On the other hand, if we do not immediately begin to transition off gas, buildings constructed now with gas will need to be retrofitted later to move to electricity, at even greater cost. And because low-income residents will be the last to go through expensive conversions, they will also bear the burden of rising gas prices. Since new buildings often have a life expectancy of over 50+ years, and pipeline systems have similarly long lifespans, any new gas infrastructure installed now will turn into stranded assets in the future. 

So what about the cost of building all-electric?  

All-electric homes are cheaper to build upfront and don’t have to incur the cost of a new connection to gas pipeline infrastructure. All-electric home appliances are readily available, increasingly cutting-edge, and many utilities have rebates available for highly efficient models. Plus all-electric heating adds to our climate resilience. In Western Washington, approximately 50-75% of new town homes and single-family housing already have air conditioning included; in an all-electric home, highly efficient heat pumps save money because they serve as both a heat source and an air conditioner. Climate change is causing sustained hotter temperatures in Washington and Oregon, and we expect to see a substantial increase in air conditioning in new homes. A recent report from the Rocky Mountain Institute (Economics of Electrifying Buildings report), as well as several other studies, found that in Seattle, an all-electric home saves $4,300 in lifecycle costs and 28 tons of CO2 emissions over a 15-year period. 

Creating new green jobs 

Shifting to all-electric buildings will also create jobs in the Pacific Northwest in many sectors. By developing and growing our green workforce and reducing our reliance on gas rather than continuing to buy dirty fuels from out-of-state our economy will experience benefits from electrification. 

All-electric building technology—including heat pumps and induction cooking appliances—are already in use in homes and buildings across Washington and Oregon. These technologies are not new, and will only continue to become more affordable, but we’ll need to increase and train the workforce needed to grow our all-electric building stock. A UCLA study on workforce development needs and impacts for a full-transition to electric buildings in California found that the net impact was an overwhelming increase in job creation—estimating an excess of 100,000 new annual positions. Washington and Oregon would be expected to see similar rates of net job creation, scaled to our states’ sizes and current gas usage.  

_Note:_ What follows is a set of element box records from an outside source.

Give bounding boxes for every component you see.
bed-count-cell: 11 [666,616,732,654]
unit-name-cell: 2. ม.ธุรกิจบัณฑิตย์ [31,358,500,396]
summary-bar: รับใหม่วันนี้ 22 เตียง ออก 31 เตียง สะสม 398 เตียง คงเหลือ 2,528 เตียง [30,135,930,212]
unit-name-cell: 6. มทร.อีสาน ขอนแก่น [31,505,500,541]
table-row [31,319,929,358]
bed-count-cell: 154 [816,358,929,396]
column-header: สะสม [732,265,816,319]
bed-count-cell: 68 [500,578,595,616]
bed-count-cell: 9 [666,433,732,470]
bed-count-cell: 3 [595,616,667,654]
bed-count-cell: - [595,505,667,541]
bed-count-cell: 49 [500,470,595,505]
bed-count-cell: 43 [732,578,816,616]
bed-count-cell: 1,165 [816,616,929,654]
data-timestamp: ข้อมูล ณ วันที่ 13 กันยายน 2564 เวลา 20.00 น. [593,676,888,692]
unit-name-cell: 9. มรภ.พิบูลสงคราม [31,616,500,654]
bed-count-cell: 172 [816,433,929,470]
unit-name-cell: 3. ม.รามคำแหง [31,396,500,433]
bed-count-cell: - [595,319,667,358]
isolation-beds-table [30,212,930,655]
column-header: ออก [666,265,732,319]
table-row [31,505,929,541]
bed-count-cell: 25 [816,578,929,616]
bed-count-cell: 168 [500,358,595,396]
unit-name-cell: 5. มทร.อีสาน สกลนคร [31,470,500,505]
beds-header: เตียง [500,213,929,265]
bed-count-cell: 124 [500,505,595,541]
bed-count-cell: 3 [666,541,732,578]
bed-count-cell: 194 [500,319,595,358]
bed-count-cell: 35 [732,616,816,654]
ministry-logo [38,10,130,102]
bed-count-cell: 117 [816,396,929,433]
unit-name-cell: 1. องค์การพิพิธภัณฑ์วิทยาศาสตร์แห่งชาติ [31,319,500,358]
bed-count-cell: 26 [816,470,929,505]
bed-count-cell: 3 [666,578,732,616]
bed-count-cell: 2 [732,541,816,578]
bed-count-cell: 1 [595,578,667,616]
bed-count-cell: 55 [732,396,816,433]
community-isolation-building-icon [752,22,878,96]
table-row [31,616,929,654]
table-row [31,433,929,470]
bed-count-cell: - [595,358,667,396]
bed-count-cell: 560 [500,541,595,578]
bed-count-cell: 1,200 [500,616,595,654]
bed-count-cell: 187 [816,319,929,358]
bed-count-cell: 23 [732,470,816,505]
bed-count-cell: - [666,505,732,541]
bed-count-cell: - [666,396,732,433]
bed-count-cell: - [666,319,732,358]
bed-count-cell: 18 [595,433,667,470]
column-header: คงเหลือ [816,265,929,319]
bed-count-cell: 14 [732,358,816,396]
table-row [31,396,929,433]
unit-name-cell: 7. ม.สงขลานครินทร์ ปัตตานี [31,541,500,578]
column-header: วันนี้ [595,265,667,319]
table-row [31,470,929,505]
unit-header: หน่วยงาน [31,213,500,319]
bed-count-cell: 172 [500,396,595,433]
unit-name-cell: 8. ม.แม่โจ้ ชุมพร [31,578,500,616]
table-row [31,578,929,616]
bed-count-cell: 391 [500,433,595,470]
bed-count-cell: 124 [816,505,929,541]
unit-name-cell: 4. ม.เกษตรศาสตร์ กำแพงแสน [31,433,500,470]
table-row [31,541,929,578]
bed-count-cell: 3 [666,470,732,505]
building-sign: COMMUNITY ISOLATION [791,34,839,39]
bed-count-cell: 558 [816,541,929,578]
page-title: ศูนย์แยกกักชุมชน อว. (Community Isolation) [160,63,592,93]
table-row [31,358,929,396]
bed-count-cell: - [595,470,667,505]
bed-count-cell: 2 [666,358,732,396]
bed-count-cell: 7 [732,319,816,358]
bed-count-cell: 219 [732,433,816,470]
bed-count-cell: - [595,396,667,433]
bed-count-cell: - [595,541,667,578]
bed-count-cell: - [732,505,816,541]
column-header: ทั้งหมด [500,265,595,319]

The switch to all-electric buildings will require a just transition that provides resources for fossil fuel workers while still moving us towards a carbon-free future. Because Washington and Oregon both get natural gas shipped in from Canada and the Rocky Mountain states, electrification will not lead to significant gas extraction job losses in our states. Instead, we’ll have opportunities to create new positions in sectors including equipment manufacturing, renewable energy construction, electricity generation and distribution, and building electrification. We’ll need to ensure that these jobs in construction and retrofitting stay local to benefit Washington residents. 

Electrifying our buildings offers us the exciting opportunity to reduce costs for builders and ratepayers, as well as creating the workforce that will power our green economy.